As the bakery was closed I walked 1.5kms to Mozzie’s Truckstop which serves good coffee. I found a website advising three gypsum trains a day run between the mine near Penong and Thevenard. A train leaves Thevenard at 10.30am each day and returns loaded at 4.30pm, so I walked back to our caravan park beside the rail line and the empty train passed me at 10.44am. Three engines haul the long train. The ground beside the track is white due to spilt gypsum.


I walked past the Ceduna School House Museum which is included in the National Trust. Unfortunately it is closed on Sundays, but I could see the small green building that was the 1902 Ceduna Post Office, and the red 1905 jail. There is a fairly large gum tree in front of the old school house.

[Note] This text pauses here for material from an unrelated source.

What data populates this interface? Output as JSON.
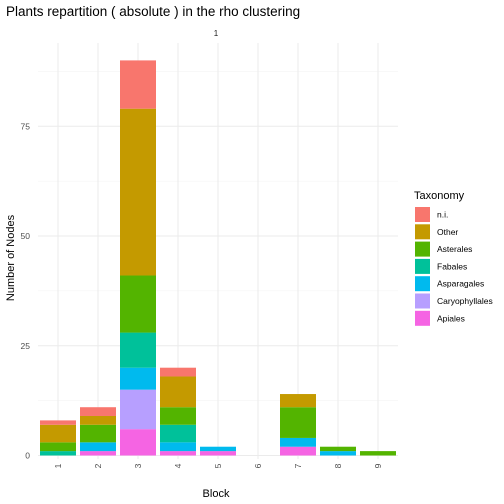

Anita was spending time cooking fruit and vegetables so they can be taken into Western Australia. I took Bluey for a drive to Denial Bay 13kms away. From the late 1880s there was a small town at Denial Bay that was the hub of the district. After the rail line and water pipeline to Ceduna were constructed in 1946, the town facilities of Denial Bay all closed. Only a few houses and a couple of buildings associated with oyster farming remain. This mural is part of the half size basketball court. The only other public facilities are the jetty and a toilet block.


It rained during the afternoon but cleared in time for another wonderful sunset.


We had dinner at the hotel bistro, but the meals were disappointing. The menu described a special as roast pork with crackling, but the vegetables were undercooked, there was no crackling, and the plate was cold.